Er zijn ook andere ongewenste veranderingen, zoals het verbranden van je voedsel, of het zo heet krijgen van je olie dat het gaat ontleden. Over het algemeen wil je dus je voedsel verhitten, maar vaak is er een grens die je niet wilt bereiken.
In de praktijk
In de praktijk moet je er gewoon mee leven dat als je de temperatuur lager zet, het langer duurt voordat je eten gaar is. Als je het heter maakt, duurt het korter, maar loop je het risico dat je een ongewenste temperatuur bereikt.
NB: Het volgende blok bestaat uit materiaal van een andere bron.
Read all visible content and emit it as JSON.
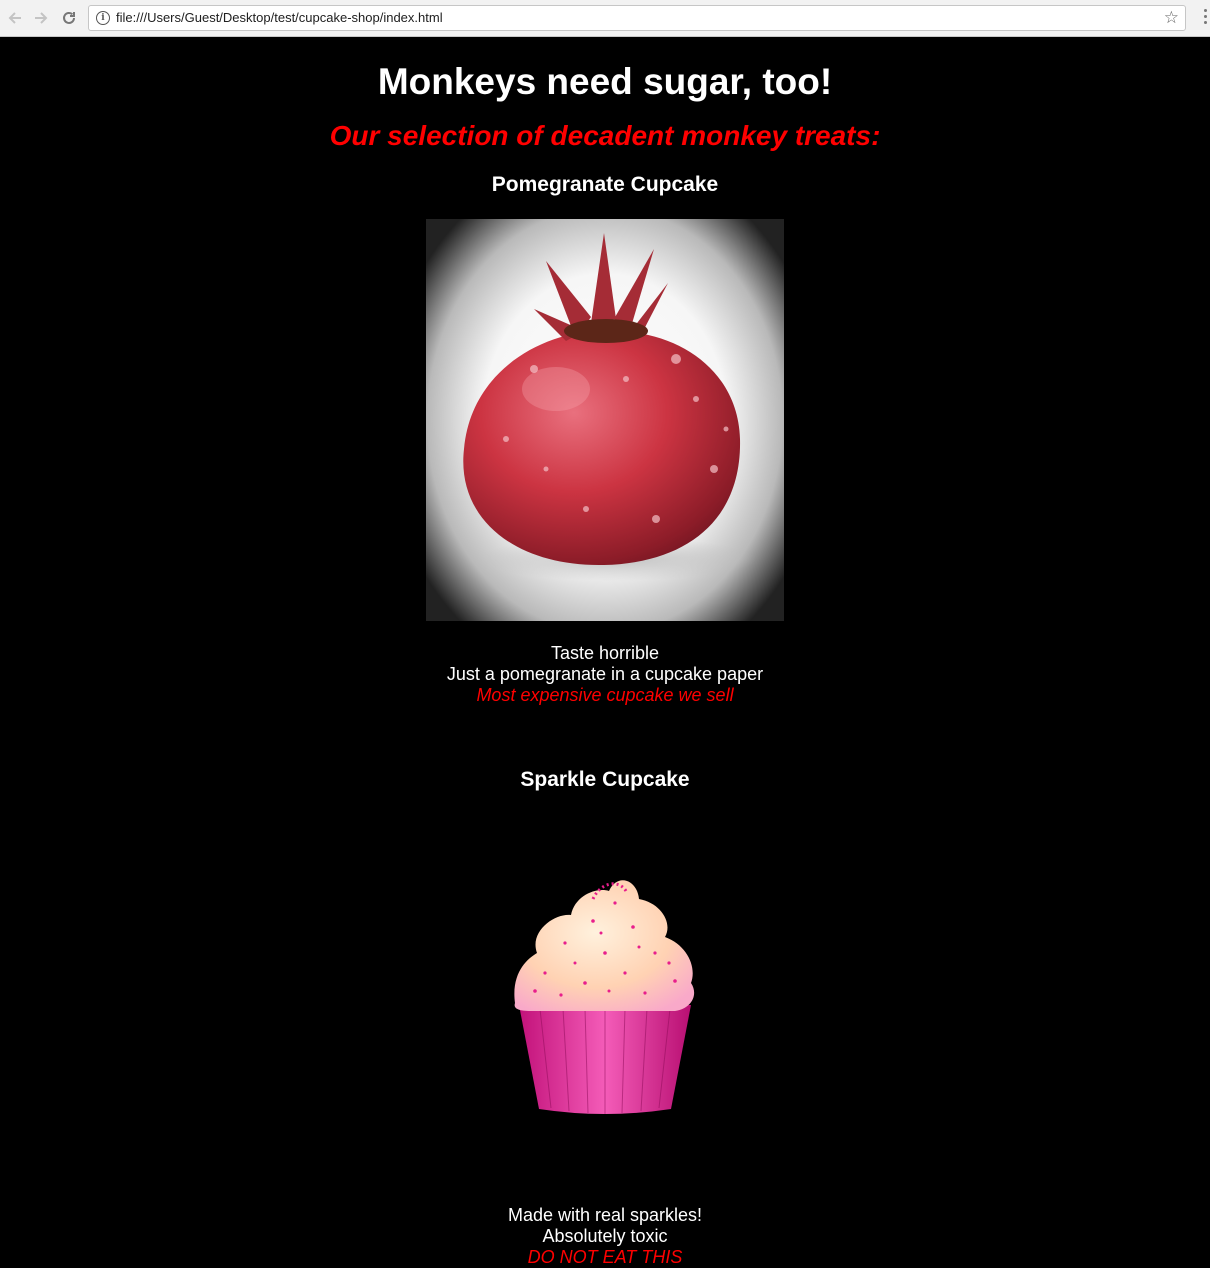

Je laat ook minder tijd over voor de ontwikkeling van smaken, wat in sommige gevallen belangrijk is (bv. stoofpotjes), maar in andere niet (bv. pannenkoeken).
Elke poging om iets nauwkeuriger te zijn dan het bovenstaande is niet praktisch. De werkelijke relaties zijn veel te ingewikkeld. Het is theoretisch mogelijk een polynoom te gebruiken waarvan de waarden veel eenvoudiger te berekenen zijn (ik meen dat Douglas Baldwin dat ooit heeft gedaan voor een bepaald stuk vlees), maar omdat je niet weet welke specifieke parameters je voor elk voedingsmiddel moet gebruiken, is dat geen praktisch voorstel, zelfs niet als je een rekenmachine in je keuken hebt staan.
Het is niet mogelijk om betrouwbaar te berekenen wanneer voedsel bij een bepaalde temperatuur gaar zal zijn. Als een receptuurschrijver u een benadering geeft, zal die vrij onnauwkeurig zijn, omdat die afhangt van de vorm van uw voedsel, het materiaal en de dikte van uw pan, de temperatuurafwijkingen van uw oven, enz. Je kunt dus niet zeggen “Ik weet dat het 30 minuten duurt op 300 Fahrenheit, ik wil weten hoe lang het duurt op 350 Fahrenheit”. Het duurt alleen 30 minuten onder zeer speciale omstandigheden, die je misschien onbewust elke keer dat je braadt herhaalt, door dezelfde oven, dezelfde pan, en vlees van dezelfde slager te gebruiken.
Het goede nieuws is dat je het bovenstaande niet nodig hebt om goed te kunnen braden. Je vlees wordt gaar in de oven, zelfs als je het bovenstaande niet kunt berekenen. Je moet gewoon inschatten wanneer je het eruit moet halen, en hoewel de tijd nogal nutteloos is voor die beslissing, zijn er veel andere, veel betere, tekenen voor. Een thermometer is de gemakkelijkste methode, en de ervaring zal je leren om de perfecte gaarheid ook zonder thermometer te herkennen, aan de geur en zichtbare aanwijzingen zoals kleur, textuur, hoeveelheid damp, enz.